Cryo-EMを用いる生体環境におけるβ2ミクログロブリン線維形成機構の解明

使用 Cryo-EM 阐明生物环境中 β2 微球蛋白原纤维形成机制

• 批准号: 20J10085
• 负责人: 張 春明
• 金额: $ 1.09万
• 依托单位: Kyoto Sangyo University (2021)Osaka University (2020)
• 依托单位国家: 日本
• 项目类别: Grant-in-Aid for JSPS Fellows
• 财政年份: 2020
• 资助国家: 日本
• 起止时间: 2020-04-24 至 2022-03-31
• 项目状态: 已结题
• 来源: https://kaken.nii.ac.jp/en/grant/KAKENHI-PROJECT-20J10085/
• 关键词: 膜蛋白質複合体; 発現・精製; Cryo-EM; 単粒子構造解析; 破傷風毒素; グリセルアルデヒド3-リン酸脱水素酵素; 結晶構造解析; 溶液構造解析; 低温電子顕微鏡法解析

これまでに、私はミトコンドリアと小胞体の膜接触サイト(ERMES)複合体のCryo-EM構造解析を研究活動の中心に据え、チャレンジしてきた。先ず、構築できた高発現株を用いて、ERMES複合体の大量培養・高純度でのアフィニティ精製に成功した。収量は約7 mg/ml、100 μlだった。次に、精製できた複合体を用いて、Cryo-EM グリッドを作成し、Talos Arctica（東大・吉川研）で界面活性剤 (Digitonin と GDN)、サンプル濃度 (5～20 mg/mL)とグリッド (Au and Cu/Rh)の検討を行った。グリッドをスクリーニングした結果、低濃度より高濃度、Cu/RhよりAu、DigitoninよりGDNの方が単分散性と角分布のよい粒子（ミセル-蛋白質複合体）が観察された。そして、Krios G3i_Serial EM を用いて、ERMES複合体の電顕画像を収集し、所属研究室に導入・整備されているCryo-EM workstation を用いて、Relionなどの解析ツールで、単粒子構造解析を行った。また、ERMESの構成サブユニットであるMmm1の膜貫通（TM）領域で小胞体膜に結合，Mmm2-Mdm10によりミトコンドリア膜に結合しているので、Mmm1のTM領域をプロテアーゼで切り除くことによって、ERMES複合体の可溶性が高まり凝集が抑えられる、ナノディスクなどへの再構成が容易になることが期待できるため、(TMΔ-Mmm1-3xFlag, Mmm2-10xHis, Mdm10(Y73A/Y75A)-twin_strep, Mdm12, Vps39Δ)]或いは(GFP_TM-3C_Mmm1-3xFlag, Mmm2-10xHis, Mdm10(Y73A/Y75A)-twin_strep, Mdm12, Vps39Δ)]株の構築・発現を検討している。
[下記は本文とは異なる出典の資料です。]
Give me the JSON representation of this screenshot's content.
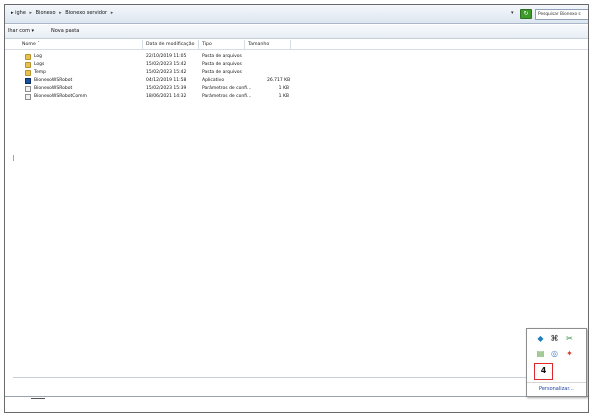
{
  "address_bar": {
    "crumbs": [
      "ighe",
      "Bionexo",
      "Bionexo servidor"
    ],
    "separator": "▸",
    "dropdown_glyph": "▾",
    "search_placeholder": "Pesquisar Bionexo s"
  },
  "command_bar": {
    "share_label": "lhar com",
    "share_arrow": "▾",
    "new_folder_label": "Nova pasta"
  },
  "columns": {
    "name": "Nome",
    "name_sort_glyph": "ˆ",
    "date": "Data de modificação",
    "type": "Tipo",
    "size": "Tamanho"
  },
  "files": [
    {
      "name": "Log",
      "date": "22/10/2019 11:05",
      "type": "Pasta de arquivos",
      "size": "",
      "icon": "folder-icon"
    },
    {
      "name": "Logs",
      "date": "15/02/2023 15:42",
      "type": "Pasta de arquivos",
      "size": "",
      "icon": "folder-icon"
    },
    {
      "name": "Temp",
      "date": "15/02/2023 15:42",
      "type": "Pasta de arquivos",
      "size": "",
      "icon": "folder-icon"
    },
    {
      "name": "BionexoWSRobot",
      "date": "04/12/2019 11:58",
      "type": "Aplicativo",
      "size": "26.717 KB",
      "icon": "application-icon"
    },
    {
      "name": "BionexoWSRobot",
      "date": "15/02/2023 15:39",
      "type": "Parâmetros de confi...",
      "size": "1 KB",
      "icon": "config-file-icon"
    },
    {
      "name": "BionexoWSRobotComm",
      "date": "18/06/2021 14:32",
      "type": "Parâmetros de confi...",
      "size": "1 KB",
      "icon": "config-file-icon"
    }
  ],
  "tray": {
    "icons": [
      {
        "name": "shield-icon",
        "glyph": "◆"
      },
      {
        "name": "bluetooth-icon",
        "glyph": "⌘"
      },
      {
        "name": "snipping-tool-icon",
        "glyph": "✂"
      },
      {
        "name": "network-icon",
        "glyph": "▤"
      },
      {
        "name": "sync-icon",
        "glyph": "◎"
      },
      {
        "name": "alert-icon",
        "glyph": "✦"
      }
    ],
    "count": "4",
    "customize_label": "Personalizar..."
  }
}
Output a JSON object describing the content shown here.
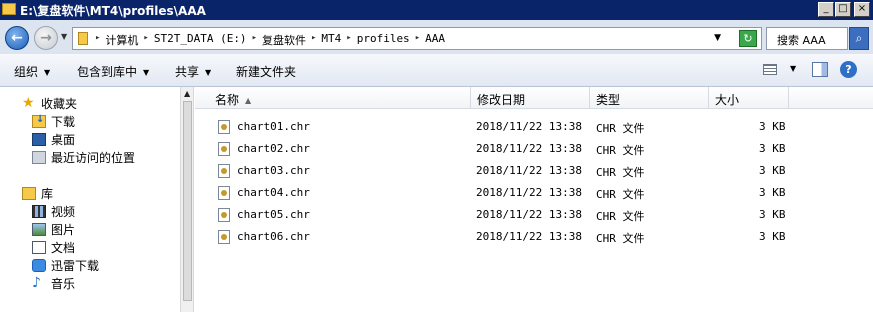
{
  "window": {
    "title": "E:\\复盘软件\\MT4\\profiles\\AAA",
    "buttons": {
      "minimize": "_",
      "maximize": "□",
      "close": "×"
    }
  },
  "address": {
    "back_icon": "back-arrow-icon",
    "forward_icon": "forward-arrow-icon",
    "crumbs": [
      "计算机",
      "ST2T_DATA (E:)",
      "复盘软件",
      "MT4",
      "profiles",
      "AAA"
    ],
    "search_placeholder": "搜索 AAA"
  },
  "toolbar": {
    "organize": "组织",
    "include_in_library": "包含到库中",
    "share": "共享",
    "new_folder": "新建文件夹"
  },
  "sidebar": {
    "favorites": {
      "label": "收藏夹",
      "items": [
        {
          "label": "下载",
          "icon": "downloads-folder-icon"
        },
        {
          "label": "桌面",
          "icon": "desktop-icon"
        },
        {
          "label": "最近访问的位置",
          "icon": "recent-places-icon"
        }
      ]
    },
    "libraries": {
      "label": "库",
      "items": [
        {
          "label": "视频",
          "icon": "videos-icon"
        },
        {
          "label": "图片",
          "icon": "pictures-icon"
        },
        {
          "label": "文档",
          "icon": "documents-icon"
        },
        {
          "label": "迅雷下载",
          "icon": "thunder-download-icon"
        },
        {
          "label": "音乐",
          "icon": "music-icon"
        }
      ]
    }
  },
  "filelist": {
    "columns": [
      "名称",
      "修改日期",
      "类型",
      "大小"
    ],
    "rows": [
      {
        "name": "chart01.chr",
        "date": "2018/11/22 13:38",
        "type": "CHR 文件",
        "size": "3 KB"
      },
      {
        "name": "chart02.chr",
        "date": "2018/11/22 13:38",
        "type": "CHR 文件",
        "size": "3 KB"
      },
      {
        "name": "chart03.chr",
        "date": "2018/11/22 13:38",
        "type": "CHR 文件",
        "size": "3 KB"
      },
      {
        "name": "chart04.chr",
        "date": "2018/11/22 13:38",
        "type": "CHR 文件",
        "size": "3 KB"
      },
      {
        "name": "chart05.chr",
        "date": "2018/11/22 13:38",
        "type": "CHR 文件",
        "size": "3 KB"
      },
      {
        "name": "chart06.chr",
        "date": "2018/11/22 13:38",
        "type": "CHR 文件",
        "size": "3 KB"
      }
    ]
  },
  "colors": {
    "titlebar": "#0a246a",
    "address_bar": "#dbe4ef",
    "toolbar": "#e2e8f2"
  }
}
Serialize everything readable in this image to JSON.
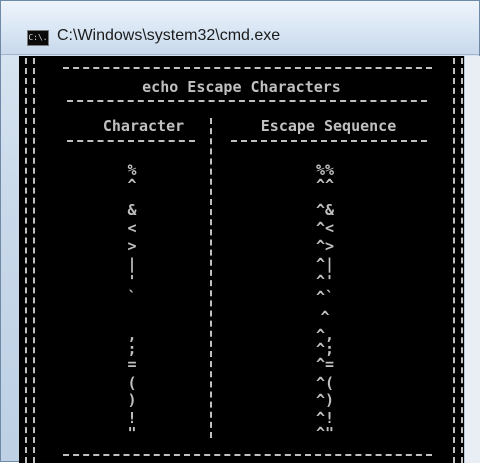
{
  "window": {
    "title": "C:\\Windows\\system32\\cmd.exe",
    "icon": "cmd-icon",
    "icon_text": "C:\\."
  },
  "console": {
    "heading": "echo Escape Characters",
    "columns": [
      "Character",
      "Escape Sequence"
    ],
    "rows": [
      {
        "character": "%",
        "escape": "%%"
      },
      {
        "character": "^",
        "escape": "^^"
      },
      {
        "character": "",
        "escape": ""
      },
      {
        "character": "&",
        "escape": "^&"
      },
      {
        "character": "<",
        "escape": "^<"
      },
      {
        "character": ">",
        "escape": "^>"
      },
      {
        "character": "|",
        "escape": "^|"
      },
      {
        "character": "'",
        "escape": "^'"
      },
      {
        "character": "`",
        "escape": "^`"
      },
      {
        "character": "",
        "escape": "^"
      },
      {
        "character": ",",
        "escape": "^,"
      },
      {
        "character": ";",
        "escape": "^;"
      },
      {
        "character": "=",
        "escape": "^="
      },
      {
        "character": "(",
        "escape": "^("
      },
      {
        "character": ")",
        "escape": "^)"
      },
      {
        "character": "!",
        "escape": "^!"
      },
      {
        "character": "\"",
        "escape": "^\""
      }
    ]
  },
  "colors": {
    "console_bg": "#000000",
    "console_fg": "#c0c0c0",
    "titlebar": "#d9e6f4"
  }
}
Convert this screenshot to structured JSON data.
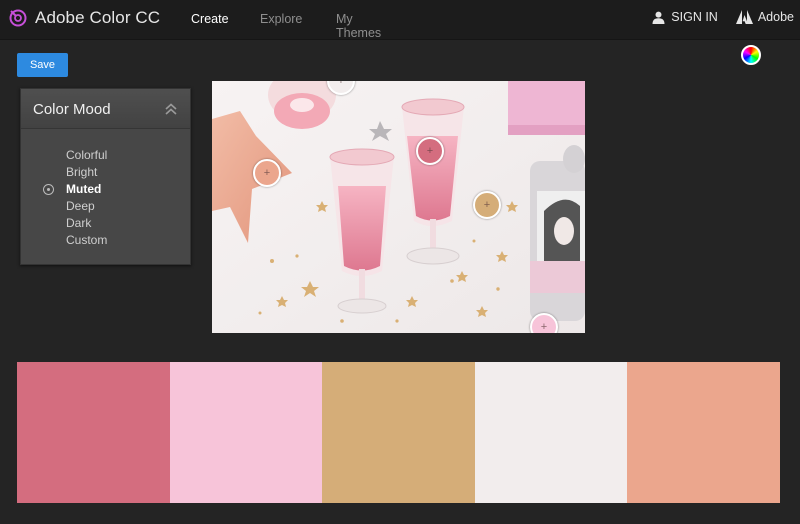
{
  "app": {
    "title": "Adobe Color CC",
    "nav": [
      "Create",
      "Explore",
      "My Themes"
    ],
    "active_nav": "Create",
    "sign_in": "SIGN IN",
    "adobe": "Adobe"
  },
  "toolbar": {
    "save_label": "Save"
  },
  "mood": {
    "title": "Color Mood",
    "options": [
      "Colorful",
      "Bright",
      "Muted",
      "Deep",
      "Dark",
      "Custom"
    ],
    "selected": "Muted"
  },
  "icons": {
    "logo": "adobe-color-logo-icon",
    "user": "user-icon",
    "adobe": "adobe-logo-icon",
    "color_wheel": "color-wheel-icon",
    "collapse": "chevron-up-double-icon"
  },
  "swatches": [
    {
      "color": "#d46d7f"
    },
    {
      "color": "#f7c4d9"
    },
    {
      "color": "#d5ad78"
    },
    {
      "color": "#f2eded"
    },
    {
      "color": "#eba68d"
    }
  ],
  "accent_color": "#2d8ae0"
}
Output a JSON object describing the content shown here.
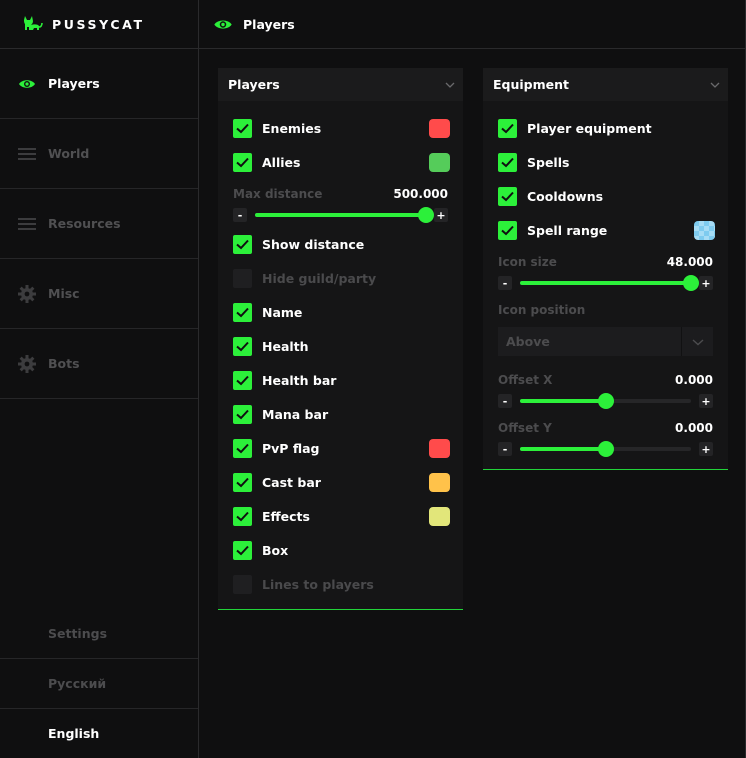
{
  "brand": {
    "title": "PUSSYCAT"
  },
  "sidebar": {
    "items": [
      {
        "label": "Players",
        "icon": "eye-icon",
        "active": true
      },
      {
        "label": "World",
        "icon": "menu-icon",
        "active": false
      },
      {
        "label": "Resources",
        "icon": "menu-icon",
        "active": false
      },
      {
        "label": "Misc",
        "icon": "gear-icon",
        "active": false
      },
      {
        "label": "Bots",
        "icon": "gear-icon",
        "active": false
      }
    ],
    "bottom": [
      {
        "label": "Settings"
      },
      {
        "label": "Русский"
      },
      {
        "label": "English"
      }
    ]
  },
  "header": {
    "title": "Players"
  },
  "players_panel": {
    "title": "Players",
    "enemies": {
      "label": "Enemies",
      "checked": true,
      "color": "#ff4b4b"
    },
    "allies": {
      "label": "Allies",
      "checked": true,
      "color": "#55cc5a"
    },
    "max_distance": {
      "label": "Max distance",
      "value": "500.000",
      "fraction": 1.0
    },
    "show_distance": {
      "label": "Show distance",
      "checked": true
    },
    "hide_guild": {
      "label": "Hide guild/party",
      "checked": false
    },
    "name": {
      "label": "Name",
      "checked": true
    },
    "health": {
      "label": "Health",
      "checked": true
    },
    "health_bar": {
      "label": "Health bar",
      "checked": true
    },
    "mana_bar": {
      "label": "Mana bar",
      "checked": true
    },
    "pvp_flag": {
      "label": "PvP flag",
      "checked": true,
      "color": "#ff4b4b"
    },
    "cast_bar": {
      "label": "Cast bar",
      "checked": true,
      "color": "#ffc24a"
    },
    "effects": {
      "label": "Effects",
      "checked": true,
      "color": "#e2e67a"
    },
    "box": {
      "label": "Box",
      "checked": true
    },
    "lines": {
      "label": "Lines to players",
      "checked": false
    }
  },
  "equipment_panel": {
    "title": "Equipment",
    "player_equipment": {
      "label": "Player equipment",
      "checked": true
    },
    "spells": {
      "label": "Spells",
      "checked": true
    },
    "cooldowns": {
      "label": "Cooldowns",
      "checked": true
    },
    "spell_range": {
      "label": "Spell range",
      "checked": true,
      "color": "#7ecbef"
    },
    "icon_size": {
      "label": "Icon size",
      "value": "48.000",
      "fraction": 1.0
    },
    "icon_position": {
      "label": "Icon position",
      "value": "Above"
    },
    "offset_x": {
      "label": "Offset X",
      "value": "0.000",
      "fraction": 0.5
    },
    "offset_y": {
      "label": "Offset Y",
      "value": "0.000",
      "fraction": 0.5
    }
  },
  "stepper": {
    "minus": "-",
    "plus": "+"
  },
  "colors": {
    "accent": "#2cf03a",
    "background": "#0f0f10"
  }
}
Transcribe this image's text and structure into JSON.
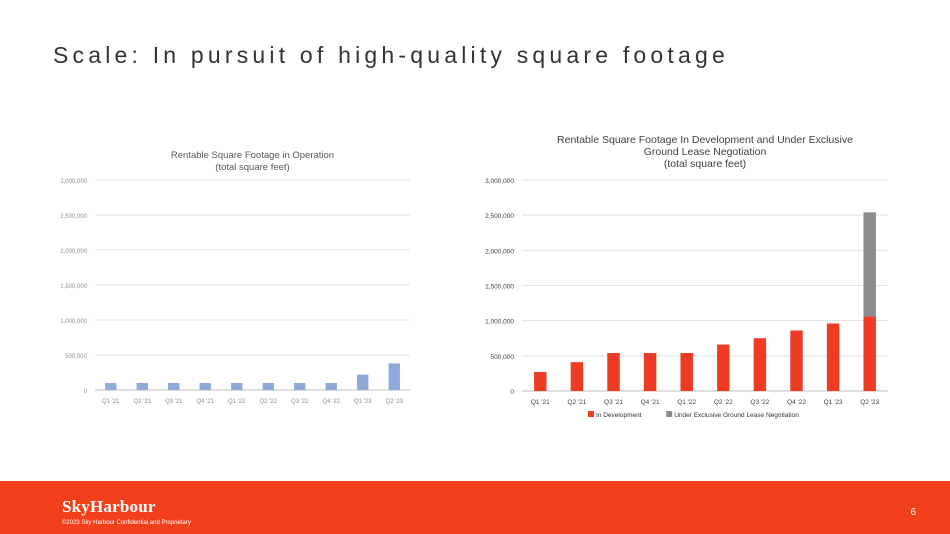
{
  "page": {
    "title": "Scale: In pursuit of high-quality square footage",
    "page_number": "6"
  },
  "footer": {
    "brand": "SkyHarbour",
    "copyright": "©2023 Sky Harbour Confidential and Proprietary",
    "background_color": "#f2401c"
  },
  "chart_data": [
    {
      "type": "bar",
      "title": "Rentable Square Footage in Operation",
      "subtitle": "(total square feet)",
      "categories": [
        "Q1 '21",
        "Q2 '21",
        "Q3 '21",
        "Q4 '21",
        "Q1 '22",
        "Q2 '22",
        "Q3 '22",
        "Q4 '22",
        "Q1 '23",
        "Q2 '23"
      ],
      "values": [
        100000,
        100000,
        100000,
        100000,
        100000,
        100000,
        100000,
        100000,
        220000,
        380000
      ],
      "ylim": [
        0,
        3000000
      ],
      "yticks": [
        0,
        500000,
        1000000,
        1500000,
        2000000,
        2500000,
        3000000
      ],
      "ytick_labels": [
        "0",
        "500,000",
        "1,000,000",
        "1,500,000",
        "2,000,000",
        "2,500,000",
        "3,000,000"
      ],
      "grid": true,
      "color": "#8eaadb"
    },
    {
      "type": "bar",
      "stacked": true,
      "title": "Rentable Square Footage In Development and Under Exclusive Ground Lease Negotiation",
      "title_lines": [
        "Rentable Square Footage In Development and Under Exclusive",
        "Ground Lease Negotiation",
        "(total square feet)"
      ],
      "categories": [
        "Q1 '21",
        "Q2 '21",
        "Q3 '21",
        "Q4 '21",
        "Q1 '22",
        "Q2 '22",
        "Q3 '22",
        "Q4 '22",
        "Q1 '23",
        "Q2 '23"
      ],
      "series": [
        {
          "name": "In Development",
          "values": [
            270000,
            410000,
            540000,
            540000,
            540000,
            660000,
            750000,
            860000,
            960000,
            1060000
          ],
          "color": "#ee3b24"
        },
        {
          "name": "Under Exclusive Ground Lease Negotiation",
          "values": [
            0,
            0,
            0,
            0,
            0,
            0,
            0,
            0,
            0,
            1480000
          ],
          "color": "#8c8c8c"
        }
      ],
      "ylim": [
        0,
        3000000
      ],
      "yticks": [
        0,
        500000,
        1000000,
        1500000,
        2000000,
        2500000,
        3000000
      ],
      "ytick_labels": [
        "0",
        "500,000",
        "1,000,000",
        "1,500,000",
        "2,000,000",
        "2,500,000",
        "3,000,000"
      ],
      "grid": true,
      "legend": "bottom"
    }
  ]
}
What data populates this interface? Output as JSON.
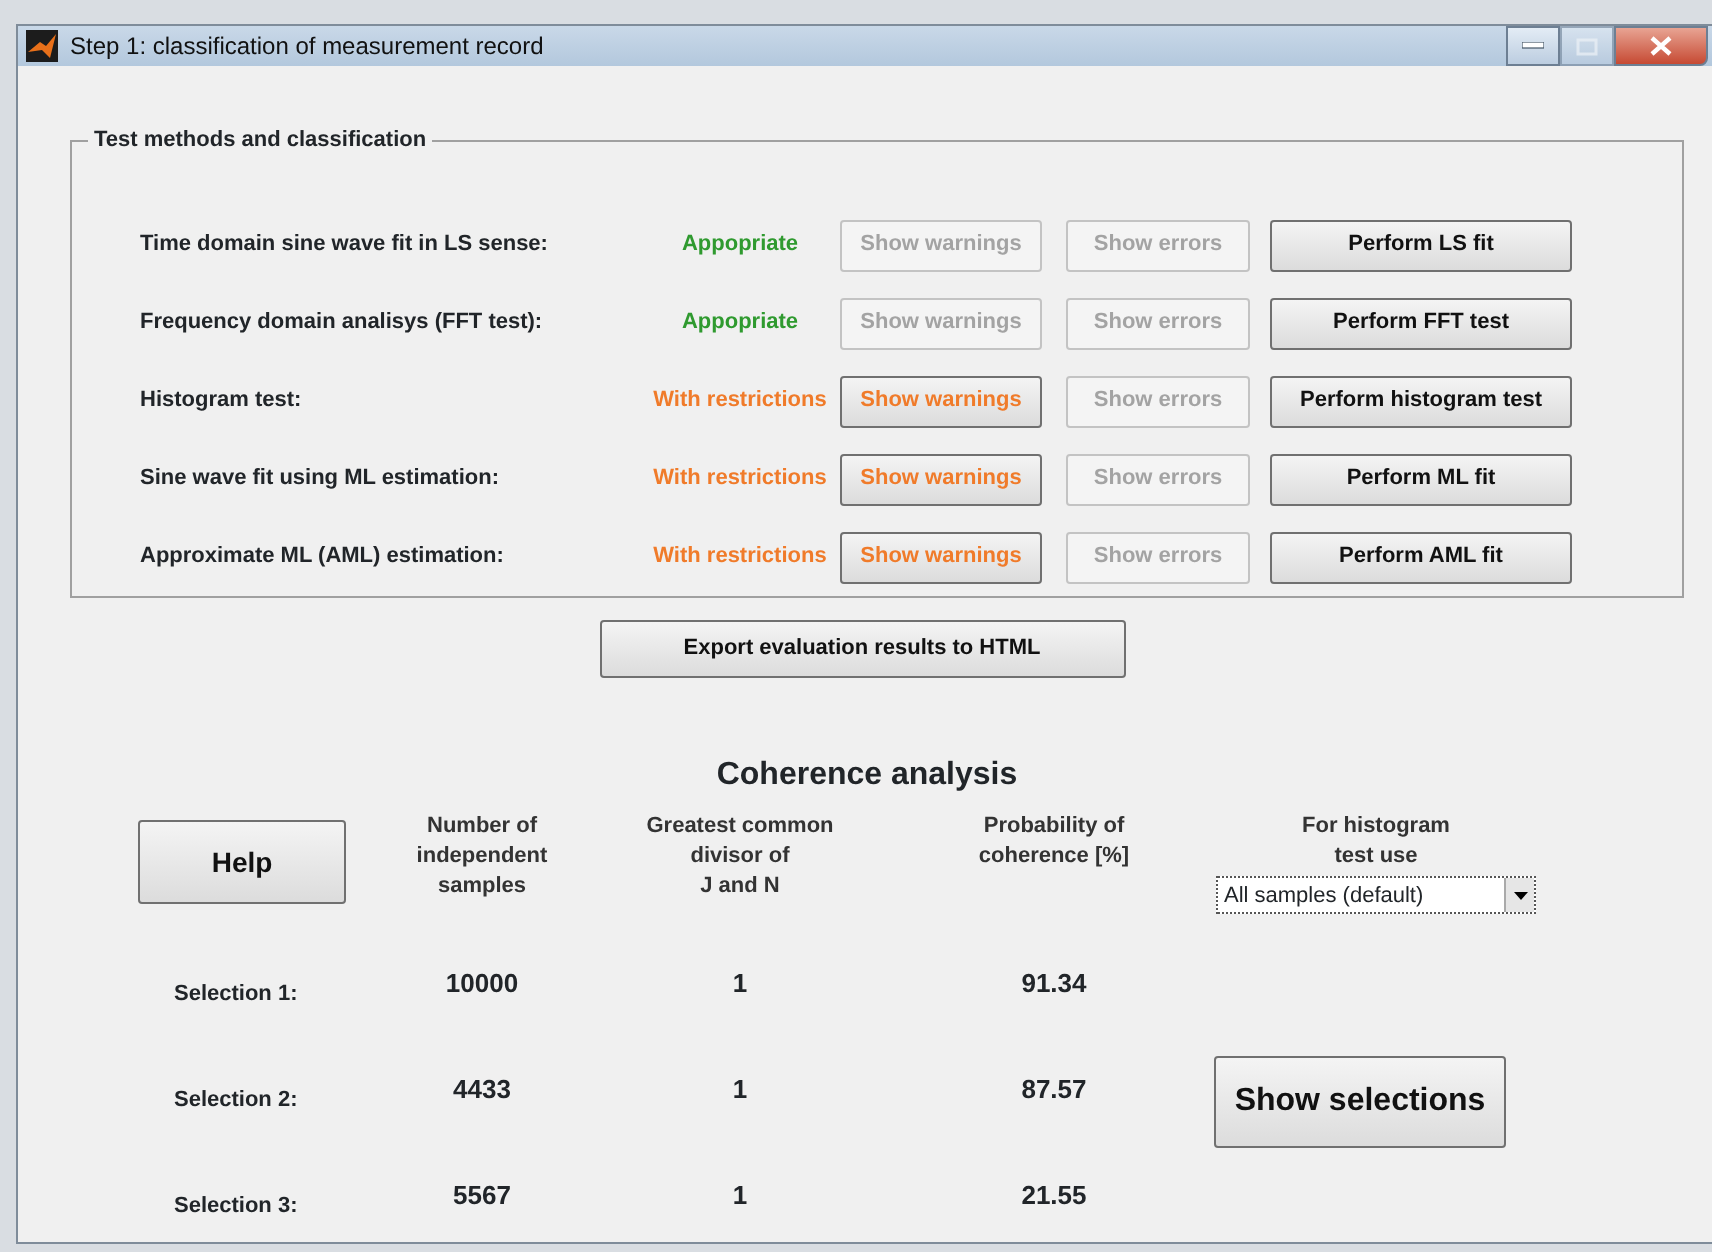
{
  "window": {
    "title": "Step 1: classification of measurement record",
    "controls": [
      {
        "kind": "minimize"
      },
      {
        "kind": "maximize",
        "disabled": true
      },
      {
        "kind": "close"
      }
    ]
  },
  "group": {
    "title": "Test methods and classification",
    "methods": [
      {
        "label": "Time domain sine wave fit in LS sense:",
        "status": "Appopriate",
        "kind": "ok",
        "warnings": {
          "label": "Show warnings",
          "disabled": true
        },
        "errors": {
          "label": "Show errors",
          "disabled": true
        },
        "perform": "Perform LS fit"
      },
      {
        "label": "Frequency domain analisys (FFT test):",
        "status": "Appopriate",
        "kind": "ok",
        "warnings": {
          "label": "Show warnings",
          "disabled": true
        },
        "errors": {
          "label": "Show errors",
          "disabled": true
        },
        "perform": "Perform FFT test"
      },
      {
        "label": "Histogram test:",
        "status": "With restrictions",
        "kind": "restricted",
        "warnings": {
          "label": "Show warnings",
          "disabled": false
        },
        "errors": {
          "label": "Show errors",
          "disabled": true
        },
        "perform": "Perform histogram test"
      },
      {
        "label": "Sine wave fit using ML estimation:",
        "status": "With restrictions",
        "kind": "restricted",
        "warnings": {
          "label": "Show warnings",
          "disabled": false
        },
        "errors": {
          "label": "Show errors",
          "disabled": true
        },
        "perform": "Perform ML fit"
      },
      {
        "label": "Approximate ML (AML) estimation:",
        "status": "With restrictions",
        "kind": "restricted",
        "warnings": {
          "label": "Show warnings",
          "disabled": false
        },
        "errors": {
          "label": "Show errors",
          "disabled": true
        },
        "perform": "Perform AML fit"
      }
    ]
  },
  "export_button": "Export evaluation results to HTML",
  "coherence": {
    "title": "Coherence analysis",
    "help_button": "Help",
    "columns": [
      "Number of\nindependent\nsamples",
      "Greatest common\ndivisor of\nJ and N",
      "Probability of\ncoherence [%]"
    ],
    "histogram_label": "For histogram\ntest use",
    "histogram_select": "All samples (default)",
    "rows": [
      {
        "label": "Selection 1:",
        "samples": "10000",
        "gcd": "1",
        "probability": "91.34"
      },
      {
        "label": "Selection 2:",
        "samples": "4433",
        "gcd": "1",
        "probability": "87.57"
      },
      {
        "label": "Selection 3:",
        "samples": "5567",
        "gcd": "1",
        "probability": "21.55"
      }
    ],
    "show_selections_button": "Show selections"
  }
}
迄今为止，我一直在研究我的研究活动的核心，对线粒体和内质网膜接触位点（ERMES）复合物进行了冷冻EM结构分析的挑战。首先，我们使用构造的高度表达菌株成功培养了大量的ERMES复合物，并在高纯度中纯化。产量约为7 mg/ml和100μl。接下来，使用纯化的复合物，制备冷冻EM网格，并通过Talos Arctica（Tokyo University Yoshikawa Institute）检查了表面活性剂（Digitonin和GDN），样品浓度（5-20​​ mg/ml）和网格（AU和CU/RH）。由于筛选网格，浓度高于低浓度的颗粒（胶束 - 蛋白质复合物），AU比CU/RH，而GDN具有更好的单分散性和更好的角度分布。然后，使用KRIOS G3I_SERIAL EM，收集了ERMES复合物的电子显微镜图像，并使用分析工具（例如使用Cryo-EM WorkStation依赖）进行了单个粒子结构分析，该工具已在实验室中引入和维持。 Furthermore, since Mmm1, a constituent subunit of ERMES, is bound to the endoplasmic reticulum membrane in the transmembrane (TM) region of Mmm1, and Mmm2-Mdm10 is bound to the mitochondrial membrane, by cutting off the TM region of Mmm1 with protease, it is expected that the solubility of the ERMES complex is increased, aggregation is suppressed, and将促进重建为纳米盘等。我们正在研究菌株VPS39Δ）]]。